Its mouth is approximately 100m wide and receives its main water supply from the Denmark and Hay rivers. The Sleeman and Little rivers together with Cuppup Creek contribute smaller quantities. From January to August a sandbar blocks the inlet. When the sandbar opens, the inlet discharges through Nullaki Point at the eastern end of Denmark’s Ocean Beach into Ratcliffe Bay and eventually into the Southern Ocean.
It is thought the inlet formed around 6,000 – 8,000 years ago when rising sea levels flooded an ancient river valley. There is plenty of archaeological evidence, including fish traps, corroboree sites and ochre excavation pits, to prove Noongar people lived in the area for many millennia. The Noongar’s called the inlet Koorabup, meaning the ‘place of the black swan’.

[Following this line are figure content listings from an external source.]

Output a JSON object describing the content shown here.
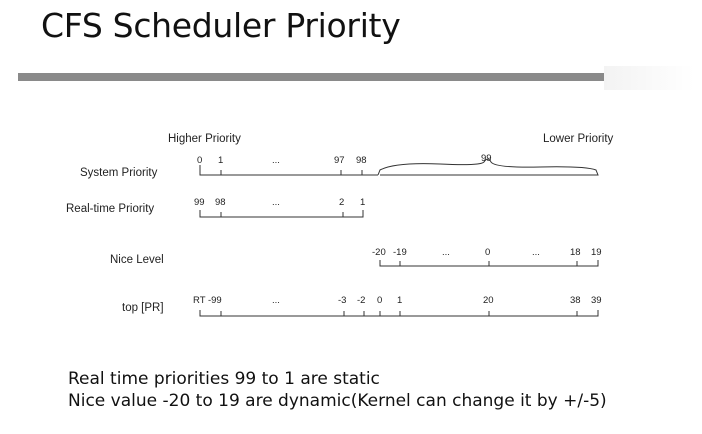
{
  "title": "CFS Scheduler Priority",
  "header": {
    "higher": "Higher Priority",
    "lower": "Lower Priority"
  },
  "rows": {
    "system": {
      "label": "System Priority",
      "ticks": [
        "0",
        "1",
        "...",
        "97",
        "98",
        "99"
      ]
    },
    "realtime": {
      "label": "Real-time Priority",
      "ticks": [
        "99",
        "98",
        "...",
        "2",
        "1"
      ]
    },
    "nice": {
      "label": "Nice Level",
      "ticks": [
        "-20",
        "-19",
        "...",
        "0",
        "...",
        "18",
        "19"
      ]
    },
    "top": {
      "label": "top [PR]",
      "ticks": [
        "RT -99",
        "...",
        "-3",
        "-2",
        "0",
        "1",
        "20",
        "38",
        "39"
      ]
    }
  },
  "notes": [
    "Real time priorities 99 to 1 are static",
    "Nice value -20 to 19 are dynamic(Kernel can change it by +/-5)"
  ]
}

The inlet takes its European name after Thomas Wilson, who discovered it during his 1892 expedition from Albany. Soon after Wilson’s discovery, Europeans began to settle in the area, the first being the Randall and Young families. Land clearing began in the 1920s and by 1982, 46 per cent of the catchment was privately owned. Today only 38 per cent of the original catchment area remains as forest or national parks.
A blue mussel and belon oyster farm, established in 2002, operates on a 12 ha lease on the south side of the inlet. Its first harvest was in 2005/2006. Many species of fish inhabit the inlet including cobbler, King George whiting, tailor, mullet, salmon trout and flathead. Fish found in the estuary include sandy sprat, yellow eye and sea mullet and blue mackerel.
Birds commonly seen in the area include the silver gull, Australian pelican, black swan, little black cormorant, grey teal, blue-billed duck, red-necked avocet and the Australasian shoveler.
This report of a boating accident at the inlet, was published in the Western Mail on September 9, 1922.
A wire was received at the office of the Commissioner of Police from Albany regarding the terrible boating tragedy at Wilson Inlet, Denmark, on the 3rd instant.
Four young men (all returned soldiers) named Edgar Rushton, Harold Weieht, Victor Green and K J Dickenson were concerned. It stated that a search was instituted by Smith Bros in motor launches on the 4th Last. Dickenson was found in an exhausted state on the shore in the vicinity of Pelican Point. He stated that he believed his companions were drowned. All except Rushton belonged to Mr Parry's survey party. Mr Smith states that a heavy gale raged at about 4pm and probably capsized the boat. Later, it was definitely known that the three missing men were drowned. The only survivor is progressing favourably.